After given the project of building and comparing a Support Vector Machine machine learning model with the multilayer perceptron machine learning model, I was interested in comparing the two models in-depth. The dataset that the project was using was a Wisconsin Breast Cancer Dataset, where there were two classifications my machines were supposed to predict. It would predict if a patient(each row in dataset) had a benign or malignant cancer type based on the various details we had on that patient. A really powerful real world example in my opinion. Let’s dig further into the process →
[The rest of the article will follow along the project documentation where the actual code is present. If you find yourself interested as I refer to the code, you can view the actual python notebook here]

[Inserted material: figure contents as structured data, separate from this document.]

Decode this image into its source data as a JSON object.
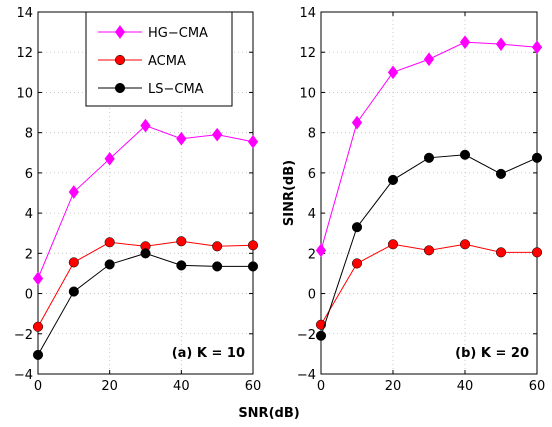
{
  "chart_data": [
    {
      "type": "line",
      "panel_label": "(a) K = 10",
      "x": [
        0,
        10,
        20,
        30,
        40,
        50,
        60
      ],
      "xlim": [
        0,
        60
      ],
      "ylim": [
        -4,
        14
      ],
      "xticks": [
        0,
        20,
        40,
        60
      ],
      "yticks": [
        -4,
        -2,
        0,
        2,
        4,
        6,
        8,
        10,
        12,
        14
      ],
      "grid": true,
      "ylabel": "",
      "legend": {
        "placement": "top-center"
      },
      "series": [
        {
          "name": "HG−CMA",
          "color": "#ff00ff",
          "marker": "diamond",
          "values": [
            0.75,
            5.05,
            6.7,
            8.35,
            7.7,
            7.9,
            7.55
          ]
        },
        {
          "name": "ACMA",
          "color": "#ff0000",
          "marker": "circle",
          "values": [
            -1.65,
            1.55,
            2.55,
            2.35,
            2.6,
            2.35,
            2.4
          ]
        },
        {
          "name": "LS−CMA",
          "color": "#000000",
          "marker": "circle",
          "values": [
            -3.05,
            0.1,
            1.45,
            2.0,
            1.4,
            1.35,
            1.35
          ]
        }
      ]
    },
    {
      "type": "line",
      "panel_label": "(b) K = 20",
      "x": [
        0,
        10,
        20,
        30,
        40,
        50,
        60
      ],
      "xlim": [
        0,
        60
      ],
      "ylim": [
        -4,
        14
      ],
      "xticks": [
        0,
        20,
        40,
        60
      ],
      "yticks": [
        -4,
        -2,
        0,
        2,
        4,
        6,
        8,
        10,
        12,
        14
      ],
      "grid": true,
      "ylabel": "SINR(dB)",
      "series": [
        {
          "name": "HG−CMA",
          "color": "#ff00ff",
          "marker": "diamond",
          "values": [
            2.15,
            8.5,
            11.0,
            11.65,
            12.5,
            12.4,
            12.25
          ]
        },
        {
          "name": "ACMA",
          "color": "#ff0000",
          "marker": "circle",
          "values": [
            -1.55,
            1.5,
            2.45,
            2.15,
            2.45,
            2.05,
            2.05
          ]
        },
        {
          "name": "LS−CMA",
          "color": "#000000",
          "marker": "circle",
          "values": [
            -2.1,
            3.3,
            5.65,
            6.75,
            6.9,
            5.95,
            6.75
          ]
        }
      ]
    }
  ],
  "shared_xlabel": "SNR(dB)"
}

After importing needed packages for the purposes of this project, I initially break the Data up into a feature vector and label vector. The label vector is where I will perform the predictions and the feature vector is the data that I will use to predict a classification. Furthermore, I will break up the initial vectors into Training sets for the feature and label vectors and Testing sets for the feature and label vectors as well.
Standardization is important when building a machine learning model as it creates a Gaussian, or normal, distribution of the data in the feature vectors so that the predictor model can learn from all of the data, even if extreme, effectively. We accomplish this process using Sci Kit Learn’s StandardScaler() function. This process also consists of regularizing the data to prevent overfitting, which basically is an event that occurs when the model performs perfectly on a specific set of data but does extremely poorly when tested on new data.
Jobs in ML
- We will initialize the multilayer perceptron using Sci-Kit Learn
- We will call the fit() function on our MLP classifier, which in this case is called ‘nn’. We fit our model to the training vectors we initialized above.
- The model is fitted, so now we create a vector of the predictions that the model makes on a testing set.
- For extra visualization I present a confusion matrix that compares my predictions with the correct labels. (If you are not familiar with confusion matrices, for now just know that values along the diagonal represent correct predictions). This also leads us to an accuracy percentage by dividing the sum of correct predictions by the sum of values in the y_test vector.
What is Linear Separability?
Linear Separability refers to checking if one can completely separate classification of data in an n-dimensional space using N — 1 dimensions. For example, if classification of data is plotted on a single line, if the classes can be separated by a single point it is linearly separable. Another example is if you can separate classification data by a straight line on a 2-D plot.
Our Learning Curve
From looking at this specific learning curve, the perceptron does not converge and so we can determine that the data in this case is not linearly separable, and with that knowledge, we know that we should use at least one hidden layer in our model.
We start building our support vector machine by establishing a svm under the variable vectorMachine with a linear kernel function. We will use a linear function as our SVM will predict on a 2-dimensional space, as our input vector contains one dimensional data.
What is a kernel function?
This is a key attribute of the SVM model as it is a mathematical function that transforms data into higher dimensional space so that the machine can perform faster calculations (i.e. like creating vectors that serve as boundaries for specific classifications in data).
How does a support vector machine work?
After the kernel function has been applied to our data and we have an appropriate n-dimensional space, the support vector machine finds an optimal hyperplane, or separating line, between the classifications, but as close to the nearest classification as possible. After the machine has determined the hyperplane it classifies the data, by quickly configuring if incoming data is on either side of the hyperplane.